Lord Chris Holmes: fintech should be ‘golden thread’ in UK election manifestos

Lord Chris Holmes
Lord Chris Holmes - Credit: UK Parliament

As the General Election approaches and campaigns intensify, politics spills into Vauxhall Park Plaza, the location of this year’s Fintech Week London conference.

Tory peer Lord Chris Holmes reminded the room just how close the election is and told those in attendance that they must remember that “we live in a post truth era at a time of so much fake news”.

Lord Chris Holmes – Credit: UK Parliament

Holmes, a life peer in the House of Lords, has been at the forefront of finance and technology for several years and was described as a “banking hero” by The Times for his work promoting financial inclusion.

During his career in politics, he specialised in legislation that deals with technology and inclusion, introducing private members bills on the regulation of artificial intelligence (AI) and he also played an integral part in the passing of the Electronic Trade Documents Bill.

More recently, Holmes tried to push for AI regulation, supporting the Artificial Intelligence (Regulation) Bill’s passage. Holmes believes that this legislation was key to enabling the next phase of growth for the UK however, the bill fell at the end of this parliamentary session.

“I got it through all the stages in the House of Lords,” Holmes told the crowd. “it was all set to start its legislative journey through the commons and then as already mentioned, somebody decided to call a general election. 

“No matter how good AI is, it seems that it is quite hopeless, in terms of predicting when somebody is going to call a general election.”

Holmes hasn’t always been involved in politics. In fact he has worked as a journalist and as a corporate lawyer, but perhaps most notably has won nine gold medals, including the record six gold medals at a single Paralympics and was awarded an MBE for services to British sport at the age of 20.

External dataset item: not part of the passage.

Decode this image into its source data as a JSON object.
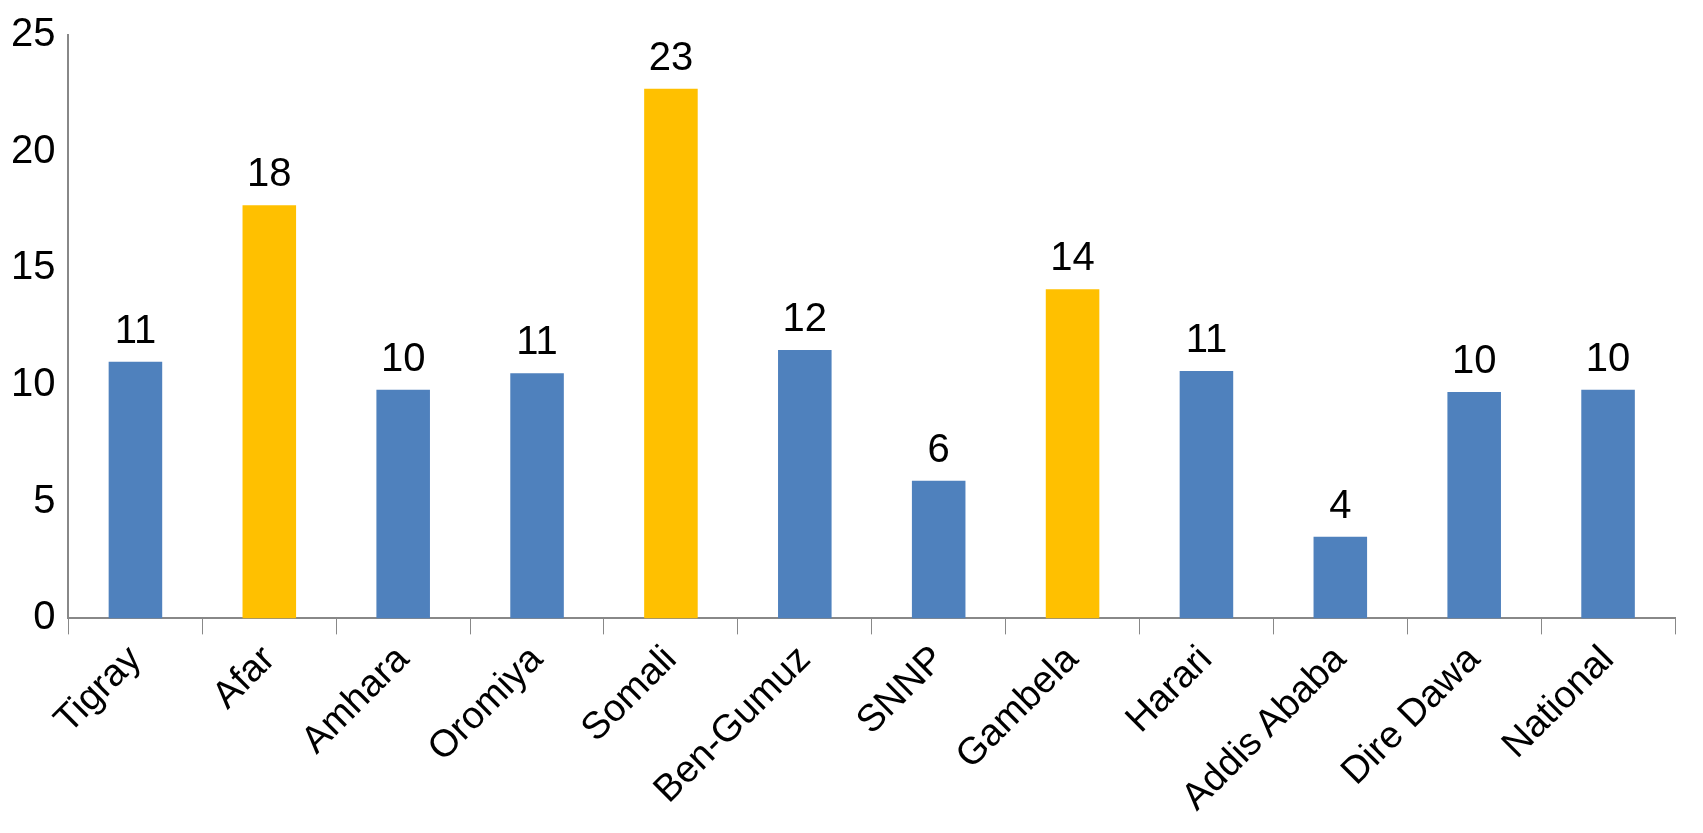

The former Paralympian didn’t stand on stage alone, he was joined by Nancy “the government’s new fintech lab”, his guide dog.

After a series of standup jokes, which may be Holmes’ next career move, he began to talk about fintech, and its importance in the General Election which he joked even AI could not predict the date of.

Holmes said: “Whichever government comes into power on the 5 of July, it will be critical to grip this technology, this fintech, this AI, this blockchain, this cyber, this digital finance opportunity.

“Yes, there were some mentions in the Conservative manifesto. I imagine there’ll be some mentions in the Labour manifesto, but there needs to be so much more because these are the golden threads, which can deliver on all of the themes that politicians rightly talk so much about.”

So what does Holmes think needs to be done by whichever party is elected to form a government?

Firstly, Holmes mentioned digital assets, and said that the government needs to do more work on defining what a digital asset actually is.

He said: “Do we go with the possessory concepts as we did with the electronic trade documents Act last year? Or do we go more for the legal concept of things in action?

“There’s a role for the legislators in enabling the environment for digital finance, and potentially the tokenization of anything that you so choose.”

Additionally, Holmes highlighted digital IDs, pointing out that there has been “a bit of an issue around ID in this country for historical and cultural reasons”.

He added: “The fundamental truth is if we are to empower, to include, to realise, all of the opportunities that we have through fintech, I think if we do get change in government, I sense that we may get some positive action when it comes to digital ID.”

Unsurprisingly, a topic which featured prominently in Holmes’ speech was AI – a subject that the legislator himself recognised as one that people can’t escape at this moment in time, although for good reason.

“Every speaker, every presentation, every roundtable that you’re involved in today should rightly mention AI and rightly mention it in the right way. There’s certainly a hype cycle that we’re within at the moment with AI, but just because there’s a hype cycle that doesn’t mean there’s not much extraordinary possibility in AI.”

Holmes went on to liken the technology to blockchain, explaining that in 2016 every company would tell you how they are using it. The possibilities of both blockchain and AI can exceed expectations, he believes, but only with the right regulation.

On the hot topic of AI, Holmes doesn’t believe that the current government is reacting to the technology in the correct way.

“We need the right legislative, the right regulatory framework, to be in place for AI. The government’s current position, wait and see, I don’t think that is the way that we optimise AI opportunities in this country. I don’t think it’s the way to optimise anything really,” he explained.

This mindset is what drove Holmes to create the aforementioned bill, before it went, in his words, “poof”.

However, the bill has not been lost in regulatory purgatory forever, as on 17 July he will have another chance to bring it back. The method he is alluding to is through a private members bill, which entails a ballot –  on the day of the King’s speech.

Concluding his speech, Holmes said: “So for the UK, for individuals, for citizens, for communities, for cities, for our country, connected creatively, right around the world, we can keep driving this fabulous fintech story connected into a tremendous AI and blockchain story. 

“Because ultimately, what are all of these fintechs? What are all of these technologies? What are all these businesses? What are all of us in this room about? Enablement, empowerment, unleashing all that talent, born into each and every one of us through the great good fortune of being human.”